Ole Seidenberg - in Bonn, Germany

Delegates from 182 nations are gathering in Bonn, Germany, today to start discussions on negotiating texts which could form the basis of an ambitious United Nations-backed climate change deal to slash greenhouse gas emissions, expected to be clinched in Copenhagen in December this year.

The two-week Bonn talks, the second round of UN climate change talks this year, are expected to draw over 4,000 participants, including representatives from governments, the private sector, environmental organisations and research institutions - and rightly so. The decisions made in the next two weeks could make or break the chance of a successful new pact that is intended to succeed the Kyoto Protocol, whose first commitment period ends in 2012.

Unfortunately, recent events have left Non Governmental Organisation-observers and other experts with little reason to believe that so called Annex 1 countries are serious about achieving an ambitious outcome in Copenhagen.
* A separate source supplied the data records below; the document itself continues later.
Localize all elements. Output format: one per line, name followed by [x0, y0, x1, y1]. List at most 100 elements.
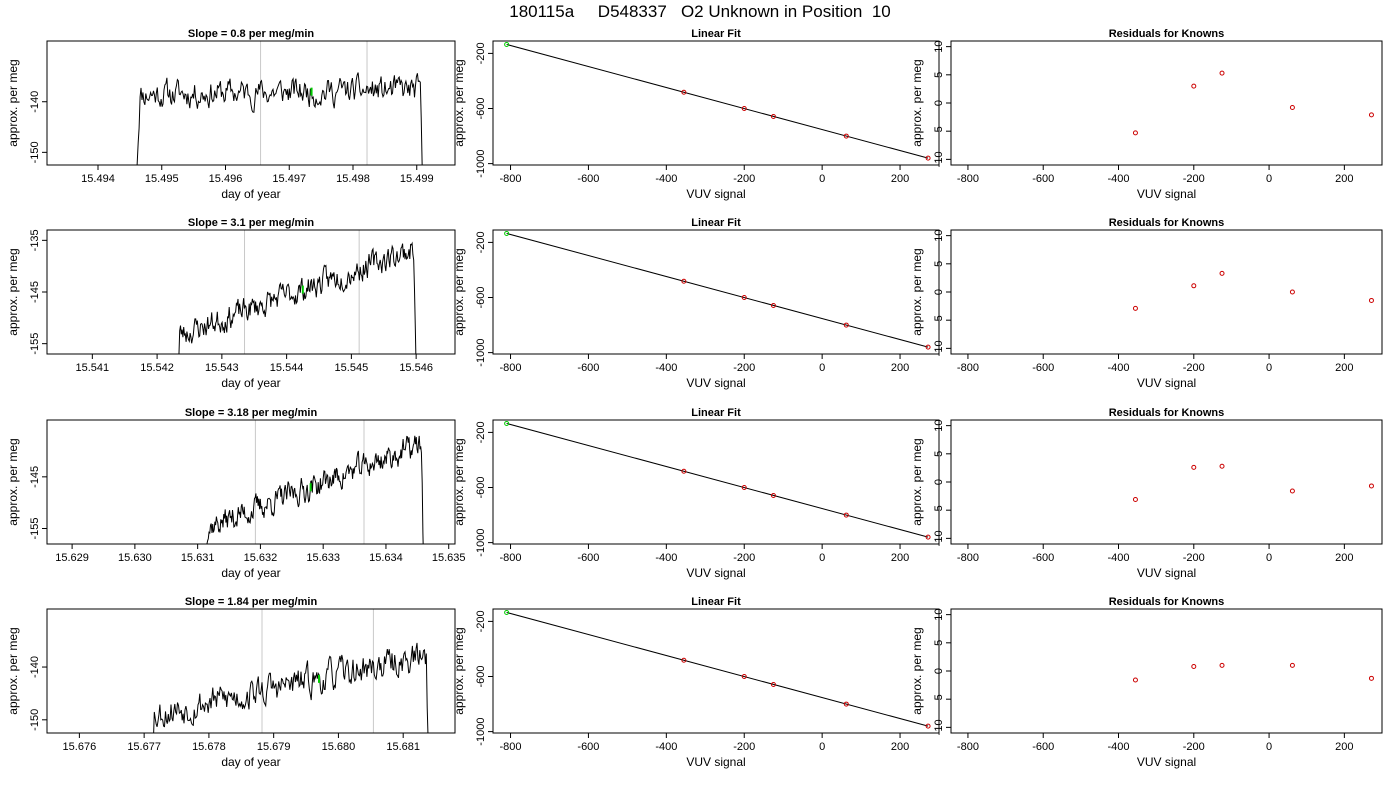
x-axis-label: day of year	[221, 566, 280, 580]
y-tick-label: -1000	[475, 150, 487, 178]
data-point	[1191, 663, 1197, 669]
x-axis-label: VUV signal	[686, 566, 745, 580]
x-axis-label: VUV signal	[1137, 376, 1196, 390]
fit-line	[506, 611, 929, 727]
y-tick-label: -1000	[475, 339, 487, 367]
panel-6: Residuals for Knowns -800 -600 -400 -200 0 200…	[910, 217, 1383, 390]
plot-area	[153, 642, 429, 733]
x-tick-label: 15.681	[386, 741, 420, 753]
x-tick-label: 15.542	[140, 362, 174, 374]
trace-line	[153, 642, 429, 733]
data-point	[925, 344, 931, 350]
data-point	[1132, 496, 1138, 502]
x-tick-label: -600	[577, 552, 599, 564]
panel-3: Residuals for Knowns -800 -600 -400 -200 0 200…	[910, 28, 1383, 201]
data-point	[1191, 283, 1197, 289]
x-tick-label: -200	[733, 552, 755, 564]
x-tick-label: 15.543	[205, 362, 239, 374]
fit-line	[506, 422, 929, 538]
x-tick-label: 15.495	[145, 173, 179, 185]
panel-title: Linear Fit	[691, 407, 741, 419]
x-axis-label: VUV signal	[1137, 566, 1196, 580]
data-point	[1132, 677, 1138, 683]
y-axis-label: approx. per meg	[6, 59, 20, 146]
x-axis-label: VUV signal	[686, 376, 745, 390]
data-point	[843, 701, 849, 707]
data-point	[770, 682, 776, 688]
data-point	[1368, 483, 1374, 489]
plot-area	[1132, 70, 1374, 136]
plot-frame	[492, 229, 940, 355]
y-tick-label: 5	[933, 72, 945, 78]
x-tick-label: -400	[655, 173, 677, 185]
x-tick-label: -800	[957, 173, 979, 185]
plot-area	[136, 72, 423, 165]
x-tick-label: 15.630	[118, 552, 152, 564]
y-tick-label: -135	[29, 229, 41, 251]
x-tick-label: -600	[577, 173, 599, 185]
data-point	[504, 609, 510, 615]
y-tick-label: -5	[933, 694, 945, 704]
plot-area	[504, 230, 931, 350]
fit-line	[506, 232, 929, 348]
y-tick-label: -1000	[475, 529, 487, 557]
x-tick-label: -200	[733, 173, 755, 185]
y-axis-label: approx. per meg	[6, 248, 20, 335]
x-axis-label: VUV signal	[686, 755, 745, 769]
plot-area	[206, 435, 424, 544]
y-tick-label: -155	[29, 517, 41, 539]
x-tick-label: -800	[957, 741, 979, 753]
x-tick-label: 200	[1335, 362, 1353, 374]
trace-line	[178, 241, 417, 354]
x-tick-label: 15.498	[336, 173, 370, 185]
y-tick-label: 0	[933, 479, 945, 485]
y-tick-label: -200	[475, 231, 487, 253]
y-tick-label: 5	[933, 640, 945, 646]
y-tick-label: -200	[475, 421, 487, 443]
x-tick-label: 15.499	[400, 173, 434, 185]
y-tick-label: -145	[29, 466, 41, 488]
x-tick-label: 15.494	[81, 173, 115, 185]
x-tick-label: 15.541	[76, 362, 110, 374]
y-tick-label: -600	[475, 665, 487, 687]
x-tick-label: 0	[819, 552, 825, 564]
panel-title: Residuals for Knowns	[1109, 217, 1225, 229]
x-tick-label: -800	[500, 552, 522, 564]
y-axis-label: approx. per meg	[452, 627, 466, 714]
x-tick-label: 15.680	[322, 741, 356, 753]
data-point	[770, 303, 776, 309]
y-tick-label: -150	[29, 709, 41, 731]
y-tick-label: 5	[933, 261, 945, 267]
panel-title: Linear Fit	[691, 596, 741, 608]
data-point	[925, 155, 931, 161]
data-point	[1219, 463, 1225, 469]
x-tick-label: -400	[1107, 362, 1129, 374]
y-axis-label: approx. per meg	[452, 438, 466, 525]
data-point	[843, 133, 849, 139]
x-tick-label: -800	[500, 362, 522, 374]
x-tick-label: 15.544	[270, 362, 304, 374]
x-tick-label: -200	[733, 741, 755, 753]
panel-11: Linear Fit -800 -600 -400 -200 0 200 -200 -600 -1…	[452, 596, 940, 769]
panel-title: Slope = 3.1 per meg/min	[188, 217, 315, 229]
x-tick-label: -400	[1107, 741, 1129, 753]
x-axis-label: VUV signal	[1137, 187, 1196, 201]
data-point	[1191, 83, 1197, 89]
x-tick-label: 15.677	[127, 741, 161, 753]
x-tick-label: -200	[1183, 362, 1205, 374]
y-tick-label: -600	[475, 97, 487, 119]
plot-frame	[46, 40, 456, 166]
y-axis-label: approx. per meg	[452, 59, 466, 146]
y-axis-label: approx. per meg	[452, 248, 466, 335]
plot-frame	[492, 40, 940, 166]
x-tick-label: -800	[957, 552, 979, 564]
y-axis-label: approx. per meg	[6, 627, 20, 714]
panel-7: Slope = 3.18 per meg/min 15.629 15.630 15.6…	[6, 407, 466, 580]
x-tick-label: 15.631	[181, 552, 215, 564]
x-tick-label: 15.679	[257, 741, 291, 753]
x-tick-label: 15.676	[63, 741, 97, 753]
x-tick-label: -400	[655, 741, 677, 753]
panel-title: Residuals for Knowns	[1109, 407, 1225, 419]
panel-9: Residuals for Knowns -800 -600 -400 -200 0 200…	[910, 407, 1383, 580]
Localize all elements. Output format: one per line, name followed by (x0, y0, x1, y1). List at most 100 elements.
Many of the most developed countries, including Australia, Canada and Japan, obviously feel far too comfortable with limiting Global Warming to a maximum of 3 ° Celsius.  

On the other hand, developing countries know and know well that it is no longer up to us to speculate on the appropriate level of CO-2 Emission reduction, but that we should rather do whatever possible to prevent what still can be prevented.

Just in time for the Bonn talks, Kofi Annan's Global Humanitarian Forum in Geneva has released a report that reveals that already, each year climate change is responsible for a massive 300,000 deaths and costs the world in excess of $125bn   - more than all the current world aid.

Even more serious though is the fact that 99% of deaths from weather-related disasters are in developing countries. Yet the twelve countries least at risk have made $72bn available for their own adaptation needs while pledging only $400m to help the most vulnerable countries, the hardest hit by climate change, though having done the least to cause it.

Being an observer of the Bonn talks I am just beginning to realise the scope of what is going on here - and what many leading nations are missing. More than any other conflict or crisis that our world has faced before, this one needs a solution that can be calculated, but certainly hardly negotiated.  

As the chair of the IPCC (International Panel on Climate Change), Dr. Rajendra Pachauri, puts it: "Four billion people are vulnerable now and 500 million are at extreme risk due to climate change. The scale of devastation is so great that it is hard to believe the truth behind it, or how it is possible that so many people remain ignorant of this crisis."